El pasado 27 de mayo, el fiscal de la Nación (i), Juan Carlos Villena Campana, formuló ante el Congreso de la República una denuncia constitucional contra la presidenta en funciones, Dina Boluarte Zegarra, imputándole la condición de autora del delito contra la administración pública, en la modalidad de cohecho pasivo impropio, ilícito previsto en el artículo 394, primer párrafo, del Código Penal.
La denuncia constitucional es consecuencia de las diligencias preliminares que en marzo del presente año el mismo fiscal dispuso iniciar (Carpeta Fiscal 68-2024) contra la primera mandataria, aunque inicialmente solo por los delitos de enriquecimiento ilícito y contra la fe pública, en la modalidad de omisión de consignar declaraciones en documentos; y que luego, en abril pasado, se amplió por el delito denunciado (cohecho pasivo impropio).
Un primer aspecto que merece comentario es la decisión fiscal del 16 de mayo último –esto es, a una semana de la formalización de la denuncia constitucional– de desacumular los hechos inicialmente imputados, de forma que la denuncia se formalice solo por el delito de cohecho pasivo y que los otros dos –que fueron los que motivaron la decisión fiscal de inicio de diligencias preliminares– continúen investigándose en otra carpeta fiscal.
¿Por qué hacer ello? ¿Por qué acelerar la denuncia constitucional si no se ha terminado de dilucidar la situación de la señora Boluarte respecto de los demás delitos materia de investigación? ¿Acaso no están los tres delitos claramente vinculados a los mismos hechos? ¿No era mejor terminar una investigación integral de la carpeta fiscal, para así tener una denuncia final con las conclusiones respectivas, evitando así posibles contradicciones?
No soy penalista, ni tengo simpatía por el comportamiento demostrado por la señora Boluarte, ni como ministra de Estado ni como presidenta de la República, pero la decisión fiscal de desacumular y apresurar la denuncia constitucional en su contra me genera suspicacia. Me recordó la desesperada denuncia constitucional que la exfiscal Patricia Benavides formuló contra Dina Boluarte, Alberto Otárola y los exministros del Interior por el delito de homicidio calificado que terminó generando un efecto búmeran.

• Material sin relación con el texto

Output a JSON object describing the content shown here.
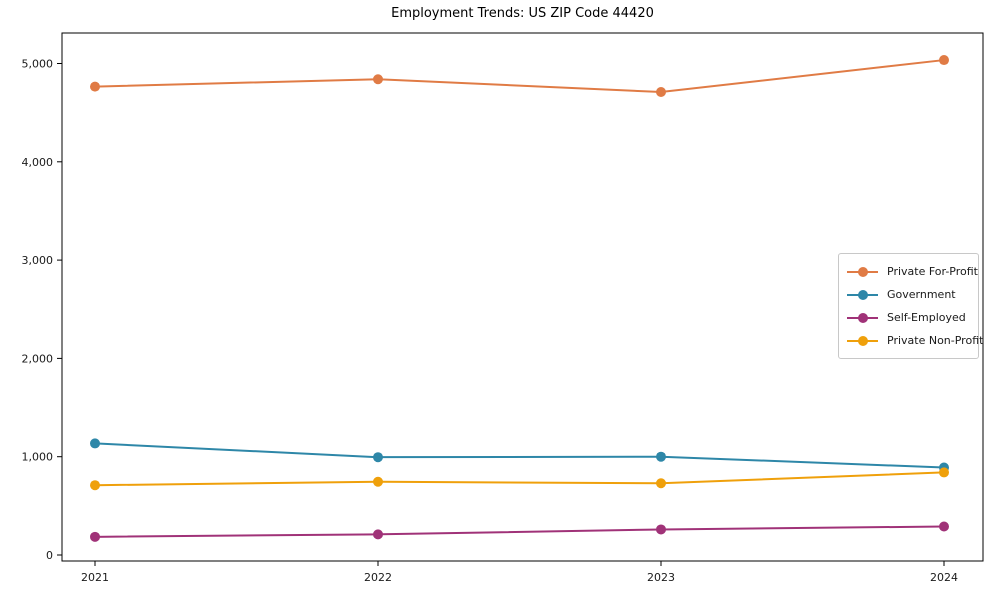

También confieso que similar sensación la he tenido al tomar conocimiento de la suspensión que por 120 días la Junta Nacional de Justicia (JNJ) le acaba de imponer al fiscal supremo Pablo Sánchez. Que no se me malinterprete, no defiendo al fiscal Sánchez y creo que tiene muchos temas por explicar, pero creo que la suspensión de la JNJ es tardía y omite abordar otras denuncias imputadas y más graves que se le han hecho al ex fiscal de la Nación. ¿Acaso estamos aquí ante una decisión que busca aplacar la creciente toma de conciencia ciudadana respecto del comportamiento distinto que ha venido exhibiendo la JNJ, según quien está involucrado en los expedientes a su cargo?

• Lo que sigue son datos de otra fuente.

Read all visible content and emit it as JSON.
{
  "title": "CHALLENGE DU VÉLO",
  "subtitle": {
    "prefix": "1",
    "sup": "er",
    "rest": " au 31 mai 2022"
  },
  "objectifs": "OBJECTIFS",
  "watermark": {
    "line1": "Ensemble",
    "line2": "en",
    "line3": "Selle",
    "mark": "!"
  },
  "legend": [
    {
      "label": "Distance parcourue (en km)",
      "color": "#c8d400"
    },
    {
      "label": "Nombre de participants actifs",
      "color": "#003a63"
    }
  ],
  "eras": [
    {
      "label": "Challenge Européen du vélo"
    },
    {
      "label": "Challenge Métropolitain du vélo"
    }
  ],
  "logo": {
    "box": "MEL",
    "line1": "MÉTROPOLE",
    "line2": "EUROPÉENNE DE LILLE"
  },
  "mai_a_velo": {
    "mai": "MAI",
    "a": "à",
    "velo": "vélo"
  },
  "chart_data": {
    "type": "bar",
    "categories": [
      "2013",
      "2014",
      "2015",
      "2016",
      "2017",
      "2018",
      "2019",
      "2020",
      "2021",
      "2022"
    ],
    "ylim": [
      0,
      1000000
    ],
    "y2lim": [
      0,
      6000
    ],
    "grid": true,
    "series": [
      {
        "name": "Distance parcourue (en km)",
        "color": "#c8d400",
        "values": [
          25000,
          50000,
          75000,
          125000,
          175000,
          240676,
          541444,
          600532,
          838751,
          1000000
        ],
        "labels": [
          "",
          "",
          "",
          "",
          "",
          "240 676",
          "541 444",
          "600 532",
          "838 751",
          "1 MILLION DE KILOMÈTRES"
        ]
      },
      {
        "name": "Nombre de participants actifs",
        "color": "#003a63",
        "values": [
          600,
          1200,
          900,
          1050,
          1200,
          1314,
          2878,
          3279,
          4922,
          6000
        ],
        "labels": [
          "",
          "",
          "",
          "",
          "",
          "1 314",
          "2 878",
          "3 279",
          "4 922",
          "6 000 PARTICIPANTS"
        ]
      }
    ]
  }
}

Lo ocurrido no hace otra cosa que ratificarme en la idea de que tenemos que tomar el rábano por las hojas y, vía reforma constitucional, intentar un nuevo inicio para salvar a instituciones que hoy están en caída libre como consecuencia del mal manejo mostrado de un tiempo a esta parte. Eso solo se logra con personas que tengan un auténtico compromiso con los principios rectores de un Estado de derecho y que repudien la instrumentalización de las instituciones como armas de venganza y utilización política. El Congreso tiene la palabra.